Gibbes carefully placed the man and his seat on the bedspread next to the plane. Owen got down on his knees to be at eye level, his elbows on the bed and his chin resting on his hands. His dark brows were angled over his forehead as he studied the man very carefully. “Why would the dopp kit be on his lap?” he asked.
“I was just asking myself the same thing, Rocky,” Gibbes said. He gently pinched the dopp kit between his thumb and index finger and tugged. “It’s glued down. Must have been a pretty heavy-duty glue for it to still be stuck.” His eyes narrowed slightly as he studied the man in the business suit, the vivid stripes on his navy blue tie, and the white handkerchief in the breast pocket. “When I travel, my toiletry bag goes inside my suitcase. I certainly wouldn’t carry it on my lap.”
They all stared at the plane model for a long moment, the silence finally interrupted by Owen.
“Mama?”
Loralee looked down at her son and resisted the impulse to lick her fingers and smooth back his hair. “Yes, sweetheart?”
“This doesn’t have to stay in my room, does it?”
“No, sir. And I don’t blame you, Rocky,” Gibbes said as he replaced the man and seat and then lifted the plane and wings from the bedspread. “I’m going to go stick it back where we found it.”
Owen let out a breath of relief as Loralee gave in and put her fingers to her mouth before plastering down that stubborn cowlick that would never lie flat no matter how hard she tried to coax it.
“I’ll call in the pizza order just as soon as I put this back, okay?”
“Pizza!” shouted Owen, and Loralee and Merritt laughed.
Merritt carried the two firefly jars to the door. “I’ll go put these in the kitchen by the back door so they’re handy when you’re ready to use them. Although it looks like they’re old enough for a museum.”
“Speaking of which,” Gibbes said, “when is your appointment to go see Deborah Fuller at the Heritage Society?”
“Tomorrow morning.” She eyed him suspiciously. “Why?”
“She was a good friend of my grandmother’s and I haven’t seen her for a while. I wouldn’t mind tagging along, if that’s all right with you.”
Merritt took a moment to respond, but Loralee noticed that her face didn’t get that closed-off look that she’d grown used to seeing, the face that made it clear that Merritt was making sure you were kept a stranger. “Sure. I’m meeting her at ten o’clock.”
“Great. I’ll pick you up at nine forty-five.” He smiled, and it didn’t even look like he was getting ready to shoot his favorite dog.

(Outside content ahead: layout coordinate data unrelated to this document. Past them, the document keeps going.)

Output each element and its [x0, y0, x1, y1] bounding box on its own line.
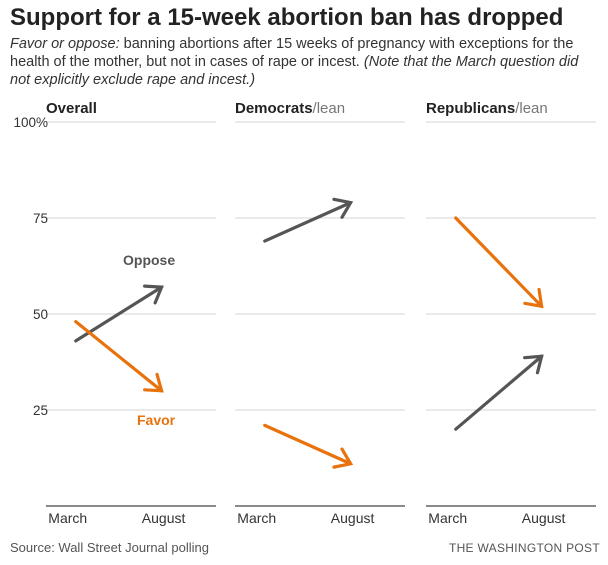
chart-title: Support for a 15-week abortion ban has d…	[10, 4, 564, 31]
subtitle-lead: Favor or oppose:	[10, 36, 120, 52]
series-arrowhead-favor	[523, 287, 544, 309]
y-tick-label: 50	[33, 307, 48, 322]
subtitle-body: banning abortions after 15 weeks of preg…	[10, 36, 574, 70]
x-tick-label: March	[237, 510, 276, 526]
source-note: Source: Wall Street Journal polling	[10, 540, 209, 555]
panel-title: Overall	[46, 100, 97, 117]
series-line-oppose	[454, 354, 544, 431]
y-tick-label: 75	[33, 211, 48, 226]
series-line-favor	[263, 423, 353, 466]
series-arrowhead-favor	[332, 447, 354, 469]
x-tick-label: August	[522, 510, 566, 526]
x-tick-label: August	[331, 510, 375, 526]
x-tick-label: March	[428, 510, 467, 526]
series-arrowhead-oppose	[523, 354, 544, 375]
panel-title-qualifier: /lean	[515, 100, 548, 117]
subtitle-note: (Note that the March question did not ex…	[10, 54, 579, 88]
x-tick-label: August	[142, 510, 186, 526]
series-label-oppose: Oppose	[123, 252, 175, 268]
chart-subtitle: Favor or oppose: banning abortions after…	[10, 35, 600, 89]
series-line-favor	[74, 320, 164, 393]
panel-title-qualifier: /lean	[313, 100, 346, 117]
panel-title-main: Republicans	[426, 100, 515, 117]
series-arrowhead-oppose	[332, 197, 354, 219]
series-line-oppose	[263, 201, 353, 243]
panel-title: Democrats/lean	[235, 100, 345, 117]
x-tick-label: March	[48, 510, 87, 526]
panel-title: Republicans/lean	[426, 100, 548, 117]
panel-title-main: Democrats	[235, 100, 313, 117]
panel-title-main: Overall	[46, 100, 97, 117]
series-arrowhead-favor	[143, 372, 164, 393]
series-label-favor: Favor	[137, 412, 176, 428]
y-tick-label: 25	[33, 403, 48, 418]
publisher-credit: THE WASHINGTON POST	[448, 541, 600, 555]
series-line-favor	[454, 216, 544, 308]
series-arrowhead-oppose	[143, 284, 164, 305]
y-tick-label: 100%	[13, 115, 48, 130]
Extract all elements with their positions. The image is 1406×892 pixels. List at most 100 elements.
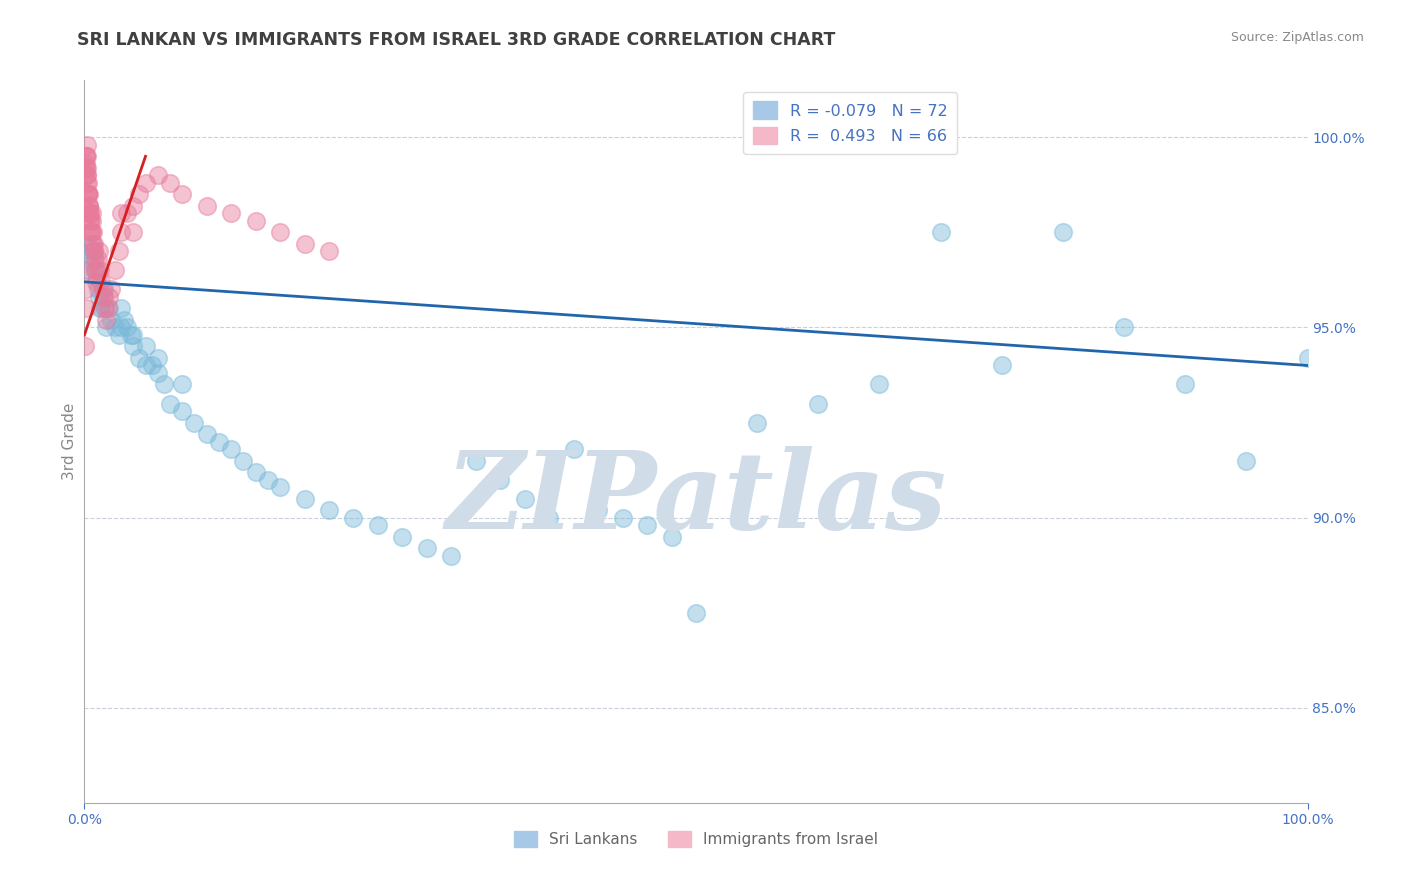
Point [391, 530, 413, 544]
Point [172, 404, 194, 418]
Point [84, 275, 107, 289]
Point [79, 187, 101, 202]
Point [77, 199, 100, 213]
Point [83, 236, 105, 251]
Point [73, 339, 96, 353]
Point [82, 226, 104, 240]
Point [1174, 377, 1197, 392]
Point [75, 161, 97, 175]
Point [208, 434, 231, 449]
Point [110, 320, 132, 334]
Point [76, 169, 98, 183]
Point [87, 282, 110, 296]
Point [96, 313, 118, 327]
Point [97, 301, 120, 316]
Point [110, 206, 132, 220]
Point [76, 161, 98, 175]
Point [661, 530, 683, 544]
Point [1052, 226, 1074, 240]
Point [77, 206, 100, 220]
Point [219, 206, 242, 220]
Text: SRI LANKAN VS IMMIGRANTS FROM ISRAEL 3RD GRADE CORRELATION CHART: SRI LANKAN VS IMMIGRANTS FROM ISRAEL 3RD… [77, 31, 835, 49]
Point [79, 206, 101, 220]
Point [91, 282, 114, 296]
Point [112, 313, 135, 327]
Point [75, 149, 97, 163]
Point [104, 320, 127, 334]
Point [100, 282, 122, 296]
Point [115, 320, 138, 334]
Point [342, 510, 364, 524]
Point [76, 176, 98, 190]
Point [110, 226, 132, 240]
Point [77, 187, 100, 202]
Point [86, 263, 108, 277]
Point [219, 442, 242, 457]
Point [83, 252, 105, 266]
Point [90, 275, 112, 289]
Point [269, 226, 291, 240]
Point [87, 252, 110, 266]
Point [107, 244, 129, 259]
Point [122, 226, 145, 240]
Point [80, 214, 103, 228]
Point [76, 149, 98, 163]
Point [107, 328, 129, 343]
Point [538, 510, 561, 524]
Point [1296, 351, 1319, 365]
Point [367, 518, 389, 533]
Point [146, 351, 169, 365]
Point [172, 377, 194, 392]
Point [115, 206, 138, 220]
Point [104, 263, 127, 277]
Point [83, 252, 105, 266]
Point [76, 137, 98, 152]
Point [87, 244, 110, 259]
Point [75, 282, 97, 296]
Point [172, 187, 194, 202]
Point [77, 199, 100, 213]
Point [91, 290, 114, 304]
Point [87, 290, 110, 304]
Text: Source: ZipAtlas.com: Source: ZipAtlas.com [1230, 31, 1364, 45]
Point [183, 416, 205, 430]
Point [135, 359, 157, 373]
Point [807, 396, 830, 410]
Point [89, 263, 111, 277]
Point [84, 263, 107, 277]
Point [122, 339, 145, 353]
Point [80, 236, 103, 251]
Point [146, 169, 169, 183]
Point [464, 453, 486, 467]
Point [869, 377, 891, 392]
Point [76, 263, 98, 277]
Point [245, 465, 267, 479]
Point [1236, 453, 1258, 467]
Point [685, 606, 707, 620]
Point [96, 320, 118, 334]
Point [562, 442, 585, 457]
Point [97, 301, 120, 316]
Point [318, 503, 340, 517]
Point [79, 214, 101, 228]
Point [82, 244, 104, 259]
Point [93, 282, 115, 296]
Point [232, 453, 254, 467]
Point [440, 549, 463, 563]
Point [83, 244, 105, 259]
Point [135, 176, 157, 190]
Legend: Sri Lankans, Immigrants from Israel: Sri Lankans, Immigrants from Israel [508, 825, 884, 853]
Point [80, 226, 103, 240]
Point [135, 339, 157, 353]
Point [513, 491, 536, 506]
Point [77, 187, 100, 202]
Point [76, 176, 98, 190]
Point [79, 244, 101, 259]
Point [86, 271, 108, 285]
Point [77, 263, 100, 277]
Point [77, 252, 100, 266]
Text: ZIPatlas: ZIPatlas [446, 446, 946, 552]
Point [416, 541, 439, 555]
Point [75, 157, 97, 171]
Point [90, 301, 112, 316]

Loralee put her arms around Owen’s shoulders, noticing again that his head was now as high as her shoulders and not remembering when that had happened. She sighed, feeling more tired than she’d ever been, but happy, too. She considered the day and all that had happened, her thoughts resting on Cal’s shoe box that held the old bullet and an airplane bolt, and remembered something else she needed to write in her journal. To really know a person, find out what they choose to take with them, and what they leave behind.
She listened to Merritt’s footsteps fading down the stairs and thought of Cal and wondered what kind of person he must have been to have saved only those two things. And whether Merritt had ever known him well enough to understand.
chapter 15
MERRITT
I reluctantly turned around to see myself in the mirror over the dresser in Loralee’s bedroom. Before I could protest, she yanked the rubber band out of my ponytail hard enough that it broke. She picked up a brush and pulled it through my hair, arranging it around my shoulders.
“See? Doesn’t that look better?”
“It looks heavier and hotter, and like it’s going to get in my face and annoy me. Where did you put my headband?” I searched the top of her dresser where I thought she’d tossed it.
“It must have slipped behind the dresser. Sorry.”
She didn’t look sorry at all, and I was about to suggest we pull the dresser out from the wall when the doorbell rang.
“That must be Gibbes,” she said, eyeing me critically. “Let me just put a little dab of lipstick . . .”
“What for? I’m just going to the Heritage Society, and Gibbes is coming with me.”
“You’re widowed, Merritt. Not dead. Why not put your best foot forward? My mama used to say . . .”
She caught my gaze in the mirror and closed her mouth. Although I don’t think I would have stopped her if she had continued. I’d begun to almost anticipate the little pearls of wisdom she felt obliged to drop at random intervals throughout the day. I’d somehow moved beyond being annoyed to being amused, to now actually listening to the grains of truth she and her mother had managed to learn from their lives in a trailer park in Alabama. It made the world seem smaller, made me feel connected by these universal truths. Maybe even made me feel a little less lonely.
I pushed the hair behind my ears. “You don’t need to be my friend, okay?”